No legal number is coming this summer, so the responsibility sits where it always has: with the employer.
Specialist Employment Solicitor Elissa Thursfield points out that in spite of the lack of legislation around maximum working temperatures, employers – especially in small businesses – should remain vigilant:
“There’s a myth that because the UK has no maximum working temperature, employers can ignore the heat. That’s wrong. Every employer has a legal duty to keep the workplace at a reasonable temperature and to assess the risk to their staff.”
In addition to familiarising themselves with existing laws, Elissa adds that employers should be:
- Asking who’s exposed to the heat, for how long and what you can actually do about it
- Thinking about ventilation, relaxing the dress code and moving heavy work to cooler parts of the day
- Introducing more breaks and plenty of water
What Are Employers’ Legal Obligations in the Heat?
In addition to safety concerns for employees, employers too, face risks if they fail to introduce preventative measures in extreme weather conditions.
“No legal number doesn’t mean no legal risk,” says Elissa.
“If someone collapses with heat exhaustion and you can’t show you assessed the risk, you could be facing a personal injury claim, action from the Health and Safety Executive, or both. You don’t need an HR department for any of that. You just need to show you’ve thought about it, and if you employ five or more people, to write it down.”
“The one that catches small employers out is this: staff are legally protected if they refuse to work in conditions they reasonably believe are seriously dangerous. Discipline or sack someone for that and you could face an automatic unfair dismissal claim, and they don’t need two years’ service to bring it. A fan, a rota change and a written risk assessment cost a lot less.”

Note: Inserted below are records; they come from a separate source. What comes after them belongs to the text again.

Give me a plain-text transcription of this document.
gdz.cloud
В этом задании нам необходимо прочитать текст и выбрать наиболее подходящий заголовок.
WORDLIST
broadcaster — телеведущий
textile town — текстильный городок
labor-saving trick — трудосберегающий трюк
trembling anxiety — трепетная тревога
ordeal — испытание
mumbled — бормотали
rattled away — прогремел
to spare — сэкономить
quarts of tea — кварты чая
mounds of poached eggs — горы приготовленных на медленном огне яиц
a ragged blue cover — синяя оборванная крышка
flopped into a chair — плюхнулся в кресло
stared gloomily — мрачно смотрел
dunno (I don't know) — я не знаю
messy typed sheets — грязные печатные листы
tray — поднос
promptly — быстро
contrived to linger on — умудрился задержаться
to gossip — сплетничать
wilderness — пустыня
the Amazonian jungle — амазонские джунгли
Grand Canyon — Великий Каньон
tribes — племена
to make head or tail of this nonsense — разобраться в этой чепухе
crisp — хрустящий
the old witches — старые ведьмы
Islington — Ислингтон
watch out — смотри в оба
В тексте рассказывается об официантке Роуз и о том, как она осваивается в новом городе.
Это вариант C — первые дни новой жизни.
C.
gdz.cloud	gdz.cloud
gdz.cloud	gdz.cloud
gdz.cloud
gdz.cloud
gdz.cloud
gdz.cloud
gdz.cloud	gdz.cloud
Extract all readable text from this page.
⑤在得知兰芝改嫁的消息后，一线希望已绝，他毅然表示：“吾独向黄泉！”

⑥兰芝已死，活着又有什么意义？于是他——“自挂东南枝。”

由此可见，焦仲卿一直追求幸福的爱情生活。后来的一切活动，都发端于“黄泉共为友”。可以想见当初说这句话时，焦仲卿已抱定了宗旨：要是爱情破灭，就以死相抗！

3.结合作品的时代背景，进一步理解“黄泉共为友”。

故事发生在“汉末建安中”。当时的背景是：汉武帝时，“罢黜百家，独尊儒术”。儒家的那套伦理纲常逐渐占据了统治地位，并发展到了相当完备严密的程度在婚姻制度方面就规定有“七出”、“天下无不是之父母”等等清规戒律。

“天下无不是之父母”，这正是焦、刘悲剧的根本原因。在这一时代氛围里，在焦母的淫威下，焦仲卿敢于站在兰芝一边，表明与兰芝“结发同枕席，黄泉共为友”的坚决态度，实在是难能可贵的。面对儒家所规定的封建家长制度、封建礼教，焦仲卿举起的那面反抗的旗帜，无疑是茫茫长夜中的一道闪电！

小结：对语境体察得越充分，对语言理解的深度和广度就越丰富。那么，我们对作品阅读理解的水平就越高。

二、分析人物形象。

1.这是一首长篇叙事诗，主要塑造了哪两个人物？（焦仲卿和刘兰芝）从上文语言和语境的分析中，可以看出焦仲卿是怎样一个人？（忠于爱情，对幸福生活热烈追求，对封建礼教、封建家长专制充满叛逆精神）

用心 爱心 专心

How Will Maximum Temperature Laws Impact SMEs?
The proposed bill is at the earliest possible stage at the time of writing, which means broader considerations – i.e. how a law of this nature will impact small-to-medium enterprises versus large businesses – should hopefully come into play.
Smaller businesses are the least equipped to manage the risk: only 21% train line managers to spot and handle health problems at work, against 76% of large employers, according to the Government. Most have no in-house HR or occupational health to run a heat risk assessment, and a small team has little room to send people home or move work to cooler hours without losing a day’s trade. It’s one more compliance question for small employers already tracking a full slate of new legislation.
As Elissa points out:
“If a maximum temperature comes in, the burden won’t fall evenly. A big employer can install air conditioning. A small business often can’t, and many don’t even own their premises. A café or workshop in a rented unit may need the landlord’s permission to make changes, and the tenant usually pays for improvements to a building they’ll eventually hand back.

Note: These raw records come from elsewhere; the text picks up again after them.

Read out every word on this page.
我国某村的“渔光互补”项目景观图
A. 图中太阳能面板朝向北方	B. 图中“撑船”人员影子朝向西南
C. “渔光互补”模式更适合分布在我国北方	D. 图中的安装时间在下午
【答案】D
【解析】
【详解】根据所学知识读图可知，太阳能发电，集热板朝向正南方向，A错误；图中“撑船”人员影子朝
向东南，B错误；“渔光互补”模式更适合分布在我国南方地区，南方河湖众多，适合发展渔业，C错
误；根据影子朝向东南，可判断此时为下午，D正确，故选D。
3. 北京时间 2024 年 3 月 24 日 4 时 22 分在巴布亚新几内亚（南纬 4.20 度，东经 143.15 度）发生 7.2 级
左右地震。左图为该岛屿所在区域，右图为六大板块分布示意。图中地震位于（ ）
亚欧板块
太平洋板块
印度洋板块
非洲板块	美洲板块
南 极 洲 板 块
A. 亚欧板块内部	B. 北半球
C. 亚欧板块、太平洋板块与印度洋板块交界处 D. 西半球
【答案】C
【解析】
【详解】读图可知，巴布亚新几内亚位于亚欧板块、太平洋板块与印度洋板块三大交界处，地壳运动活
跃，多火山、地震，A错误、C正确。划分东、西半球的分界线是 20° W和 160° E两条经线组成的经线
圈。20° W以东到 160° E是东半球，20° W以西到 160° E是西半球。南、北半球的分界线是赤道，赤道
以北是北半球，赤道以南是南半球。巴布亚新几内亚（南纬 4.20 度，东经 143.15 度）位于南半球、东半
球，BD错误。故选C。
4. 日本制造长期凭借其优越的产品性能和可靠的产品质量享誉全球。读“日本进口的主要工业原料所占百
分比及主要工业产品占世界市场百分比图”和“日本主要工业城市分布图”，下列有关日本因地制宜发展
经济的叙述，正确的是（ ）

“Any new law has to recognise that. If the only way to comply is expensive kit, small employers will be stuck between the law and their lease. There has to be room for practical fixes instead, like adjusted hours, rotating jobs and proper rest breaks in the shade.”
The same goes for workplaces with remote and hybrid policies.

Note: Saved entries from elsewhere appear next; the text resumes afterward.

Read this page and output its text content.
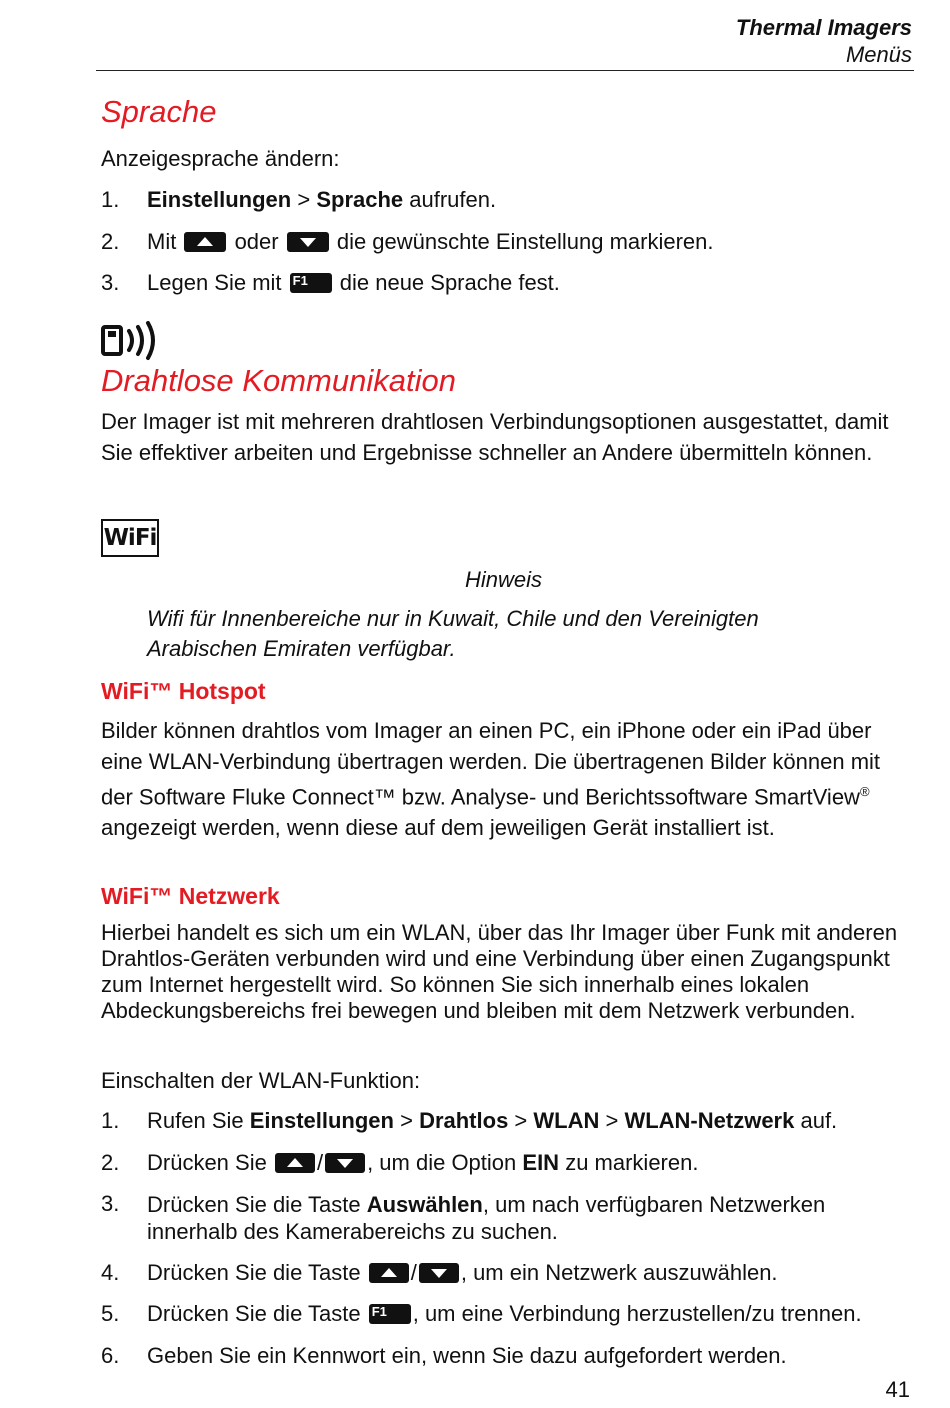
Thermal Imagers
Menüs
Sprache
Anzeigesprache ändern:
1. Einstellungen > Sprache aufrufen.
2. Mit  oder  die gewünschte Einstellung markieren.
3. Legen Sie mit F1 die neue Sprache fest.
Drahtlose Kommunikation
Der Imager ist mit mehreren drahtlosen Verbindungsoptionen ausgestattet, damit Sie effektiver arbeiten und Ergebnisse schneller an Andere übermitteln können.
WiFi
Hinweis
Wifi für Innenbereiche nur in Kuwait, Chile und den Vereinigten Arabischen Emiraten verfügbar.
WiFi™ Hotspot
Bilder können drahtlos vom Imager an einen PC, ein iPhone oder ein iPad über eine WLAN-Verbindung übertragen werden. Die übertragenen Bilder können mit der Software Fluke Connect™ bzw. Analyse- und Berichtssoftware SmartView® angezeigt werden, wenn diese auf dem jeweiligen Gerät installiert ist.
WiFi™ Netzwerk
Hierbei handelt es sich um ein WLAN, über das Ihr Imager über Funk mit anderen Drahtlos-Geräten verbunden wird und eine Verbindung über einen Zugangspunkt zum Internet hergestellt wird. So können Sie sich innerhalb eines lokalen Abdeckungsbereichs frei bewegen und bleiben mit dem Netzwerk verbunden.
Einschalten der WLAN-Funktion:
1. Rufen Sie Einstellungen > Drahtlos > WLAN > WLAN-Netzwerk auf.
2. Drücken Sie / , um die Option EIN zu markieren.
3. Drücken Sie die Taste Auswählen, um nach verfügbaren Netzwerken innerhalb des Kamerabereichs zu suchen.
4. Drücken Sie die Taste / , um ein Netzwerk auszuwählen.
5. Drücken Sie die Taste F1 , um eine Verbindung herzustellen/zu trennen.
6. Geben Sie ein Kennwort ein, wenn Sie dazu aufgefordert werden.
41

“Homeworking is the tricky one”, Elissa points out.
“Your health and safety duty follows your employee home, but you can’t inspect their spare bedroom and you certainly can’t fit cooling in a house you don’t control. Realistically, it comes down to trust and common sense: a simple checklist the employee fills in, flexibility on hours, and the offer of a cooler place to work, like the office, if home isn’t workable.
“What you can’t do is ignore it because they’re out of sight. If a maximum temperature applied to homes in exactly the same way as workplaces, it would be close to unworkable, and that’s precisely what an independent review body would need to sort out.”
The record for 34C days has already gone, six days have topped 35C for the first time, and forecasters expect the heat to hold into midweek – and potentially beyond. The bill may not survive the parliamentary process, but employers who wait for a legal number will still have to answer for this week’s heat under the rules that already exist.